Heat spirals between us—skin to skin, breath to breath. Each kiss is like a confession, a secret shared between our bodies. I surrender to the sensations, my eyes fluttering closed as electricity courses through my body, seeking ground. We talk in fragments between kisses:
— “Remember junior prom? I almost asked you to dance.”
— “I waited by the punch bowl for an hour.”
— “You deserved better than teenage me.”
— “Teenage you is still my favorite what-if.”
Every confession knots us tighter until there’s no space left for fear.
When we finally slip beneath the quilt—tangled limbs, gasping laughs, the storm raving outside—we write a new memory overtop of every unrequited one we’ve shared.
Still, my heart is tender when I think of every lonely Christmas he’s survived since his parents passed away.
But the sadness dissolves fast as his lips find my collarbone, tracing its curve with a reverence that makes my skin prickle. His beard scrapes gently against my skin, a rough counterpoint to the softness of his mouth as he moves to my shoulder, then back again, mapping me with unhurried precision.
Outside, the world continues its indifferent rotation, the blizzard’s wind howling past the cabin's sturdy walls.
Inside, time stretches and pools around us like honey, sweet and thick in the amber glow of firelight that spilled through the bedroom door.
A log shifts in the fireplace, sending a cascade of sparks up the chimney.

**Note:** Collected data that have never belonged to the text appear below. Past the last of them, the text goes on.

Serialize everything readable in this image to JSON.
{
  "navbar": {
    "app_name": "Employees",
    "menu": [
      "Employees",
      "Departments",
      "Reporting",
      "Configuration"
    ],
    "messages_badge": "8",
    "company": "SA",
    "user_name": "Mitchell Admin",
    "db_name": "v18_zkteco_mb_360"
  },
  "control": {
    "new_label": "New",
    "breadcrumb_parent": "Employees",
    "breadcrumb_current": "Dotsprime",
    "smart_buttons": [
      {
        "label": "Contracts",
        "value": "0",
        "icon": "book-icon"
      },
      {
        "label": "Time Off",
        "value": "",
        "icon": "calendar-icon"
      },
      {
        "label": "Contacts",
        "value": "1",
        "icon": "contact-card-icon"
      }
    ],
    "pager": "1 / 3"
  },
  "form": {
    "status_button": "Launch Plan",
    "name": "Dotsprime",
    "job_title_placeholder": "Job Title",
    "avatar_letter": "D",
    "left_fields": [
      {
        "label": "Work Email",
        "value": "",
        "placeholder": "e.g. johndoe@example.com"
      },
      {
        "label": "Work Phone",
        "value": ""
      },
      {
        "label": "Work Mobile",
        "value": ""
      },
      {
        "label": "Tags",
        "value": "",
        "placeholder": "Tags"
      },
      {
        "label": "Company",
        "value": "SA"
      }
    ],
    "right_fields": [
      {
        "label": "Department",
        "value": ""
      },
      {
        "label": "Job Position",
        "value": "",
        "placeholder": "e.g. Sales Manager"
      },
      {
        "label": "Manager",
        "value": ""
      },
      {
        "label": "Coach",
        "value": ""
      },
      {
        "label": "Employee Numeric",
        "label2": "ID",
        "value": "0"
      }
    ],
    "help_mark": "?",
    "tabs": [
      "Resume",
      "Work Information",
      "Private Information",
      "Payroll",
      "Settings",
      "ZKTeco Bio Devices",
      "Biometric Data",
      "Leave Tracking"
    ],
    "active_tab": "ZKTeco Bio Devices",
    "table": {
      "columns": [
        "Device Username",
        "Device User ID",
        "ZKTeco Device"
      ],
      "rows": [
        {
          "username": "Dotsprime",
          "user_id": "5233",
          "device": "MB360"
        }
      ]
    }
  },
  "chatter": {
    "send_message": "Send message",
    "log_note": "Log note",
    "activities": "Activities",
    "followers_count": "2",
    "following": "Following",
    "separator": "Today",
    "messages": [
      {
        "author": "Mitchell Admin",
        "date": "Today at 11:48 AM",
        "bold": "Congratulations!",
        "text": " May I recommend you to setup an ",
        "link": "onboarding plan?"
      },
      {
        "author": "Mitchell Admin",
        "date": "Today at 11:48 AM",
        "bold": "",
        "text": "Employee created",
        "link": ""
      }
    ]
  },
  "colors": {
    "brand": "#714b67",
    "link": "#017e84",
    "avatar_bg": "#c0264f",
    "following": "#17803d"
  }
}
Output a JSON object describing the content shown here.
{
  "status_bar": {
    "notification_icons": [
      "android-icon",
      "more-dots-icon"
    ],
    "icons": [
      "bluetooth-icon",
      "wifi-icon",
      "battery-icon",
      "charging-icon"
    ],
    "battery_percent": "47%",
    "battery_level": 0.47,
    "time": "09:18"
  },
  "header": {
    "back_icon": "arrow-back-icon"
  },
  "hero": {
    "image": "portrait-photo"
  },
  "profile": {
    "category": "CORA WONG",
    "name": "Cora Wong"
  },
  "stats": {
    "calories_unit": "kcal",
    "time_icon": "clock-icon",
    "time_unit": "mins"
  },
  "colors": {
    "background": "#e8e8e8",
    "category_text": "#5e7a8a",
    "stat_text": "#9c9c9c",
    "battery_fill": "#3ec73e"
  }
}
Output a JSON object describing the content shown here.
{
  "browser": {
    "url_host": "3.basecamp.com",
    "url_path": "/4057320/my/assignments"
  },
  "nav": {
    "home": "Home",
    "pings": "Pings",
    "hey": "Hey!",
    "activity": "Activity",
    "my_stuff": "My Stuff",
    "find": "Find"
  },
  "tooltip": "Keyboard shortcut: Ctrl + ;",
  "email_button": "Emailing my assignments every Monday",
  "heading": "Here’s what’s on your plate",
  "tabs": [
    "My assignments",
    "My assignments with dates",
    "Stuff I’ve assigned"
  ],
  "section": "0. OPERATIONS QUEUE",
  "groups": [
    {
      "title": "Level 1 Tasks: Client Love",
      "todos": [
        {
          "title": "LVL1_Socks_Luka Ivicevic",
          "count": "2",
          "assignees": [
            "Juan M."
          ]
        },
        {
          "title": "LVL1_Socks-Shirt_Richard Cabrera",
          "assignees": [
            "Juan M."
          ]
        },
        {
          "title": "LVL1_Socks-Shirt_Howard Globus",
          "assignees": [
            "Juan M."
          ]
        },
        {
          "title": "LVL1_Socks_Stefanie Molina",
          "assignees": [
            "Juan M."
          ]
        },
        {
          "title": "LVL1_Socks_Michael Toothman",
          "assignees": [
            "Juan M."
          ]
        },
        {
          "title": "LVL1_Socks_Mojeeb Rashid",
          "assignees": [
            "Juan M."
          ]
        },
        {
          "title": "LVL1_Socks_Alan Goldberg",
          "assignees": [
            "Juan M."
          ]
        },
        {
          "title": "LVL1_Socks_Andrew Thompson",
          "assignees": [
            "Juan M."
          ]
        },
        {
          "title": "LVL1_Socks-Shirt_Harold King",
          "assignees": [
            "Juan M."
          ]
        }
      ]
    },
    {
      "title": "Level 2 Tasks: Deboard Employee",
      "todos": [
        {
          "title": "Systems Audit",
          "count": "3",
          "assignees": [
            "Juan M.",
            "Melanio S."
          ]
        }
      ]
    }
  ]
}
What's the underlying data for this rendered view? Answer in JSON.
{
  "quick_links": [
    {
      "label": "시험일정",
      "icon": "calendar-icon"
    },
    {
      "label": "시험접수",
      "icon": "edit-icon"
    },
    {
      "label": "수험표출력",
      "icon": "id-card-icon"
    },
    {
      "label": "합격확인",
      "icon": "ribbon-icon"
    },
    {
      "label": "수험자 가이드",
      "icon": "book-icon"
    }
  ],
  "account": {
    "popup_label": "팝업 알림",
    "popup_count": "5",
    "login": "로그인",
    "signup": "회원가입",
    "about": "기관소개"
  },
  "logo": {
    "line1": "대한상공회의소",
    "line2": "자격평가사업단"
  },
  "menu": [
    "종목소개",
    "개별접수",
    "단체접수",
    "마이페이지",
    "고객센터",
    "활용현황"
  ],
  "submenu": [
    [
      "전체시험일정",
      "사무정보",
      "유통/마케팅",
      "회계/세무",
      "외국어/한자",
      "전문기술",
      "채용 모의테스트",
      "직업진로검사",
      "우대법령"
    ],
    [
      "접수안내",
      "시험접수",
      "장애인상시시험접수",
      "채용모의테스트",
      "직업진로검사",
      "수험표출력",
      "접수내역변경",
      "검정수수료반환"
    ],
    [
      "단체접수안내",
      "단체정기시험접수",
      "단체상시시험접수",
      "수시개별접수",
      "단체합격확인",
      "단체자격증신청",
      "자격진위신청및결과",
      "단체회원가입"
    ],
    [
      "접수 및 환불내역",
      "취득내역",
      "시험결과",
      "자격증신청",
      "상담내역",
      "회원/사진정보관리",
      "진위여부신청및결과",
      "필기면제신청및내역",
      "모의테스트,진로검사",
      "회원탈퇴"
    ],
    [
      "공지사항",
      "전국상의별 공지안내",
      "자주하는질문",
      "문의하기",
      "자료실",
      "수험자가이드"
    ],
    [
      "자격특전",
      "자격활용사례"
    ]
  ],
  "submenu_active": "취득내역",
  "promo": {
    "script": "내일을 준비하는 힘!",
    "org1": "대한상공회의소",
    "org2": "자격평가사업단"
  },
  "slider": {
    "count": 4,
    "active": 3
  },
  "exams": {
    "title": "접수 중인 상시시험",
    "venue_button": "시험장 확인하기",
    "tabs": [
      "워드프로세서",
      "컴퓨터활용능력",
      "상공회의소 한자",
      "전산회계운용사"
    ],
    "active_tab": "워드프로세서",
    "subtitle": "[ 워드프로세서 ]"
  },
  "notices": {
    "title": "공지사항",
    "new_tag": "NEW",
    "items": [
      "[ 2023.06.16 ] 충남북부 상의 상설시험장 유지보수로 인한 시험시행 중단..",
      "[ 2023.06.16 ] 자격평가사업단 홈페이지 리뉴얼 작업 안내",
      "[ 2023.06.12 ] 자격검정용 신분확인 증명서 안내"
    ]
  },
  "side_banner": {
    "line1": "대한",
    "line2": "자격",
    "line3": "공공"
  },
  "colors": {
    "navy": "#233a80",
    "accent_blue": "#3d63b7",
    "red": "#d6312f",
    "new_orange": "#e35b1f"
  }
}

The clock on the bedside table marks each second with a soft tick that falls into rhythm with my heartbeat—steady, then quickening as Luke's fingers find the first button of his flannel shirt I’m wearing.
He unfastens each button deliberately, as if unwrapping something precious and fragile.
The shirt—his shirt—parts beneath his fingers, falling open.
I watch his face, captivated by the concentration in his eyes, the slight furrow of his brow.
His hands, calloused from years of farm work, move with surprising delicacy.
When the last button surrendered, he pauses, looking down at me with an expression that makes my throat tighten.
"You're beautiful," he says simply. Then, pushing the flannel open, my breasts spill out and it’s his turn for his breath to catch.
I should feel vulnerable, exposed beneath his gaze in the half-light. But how can I with the way Luke looks at me like I’m a revelation; something sacred discovered in the most ordinary of places. I reach for him, drawing him down until his weight settles partially atop me.
Our remaining clothes disappear in a slow, deliberate dance—my underwear slips down my legs; his pajama bottoms are tossed away, discarded somewhere in the darkness beyond the bed.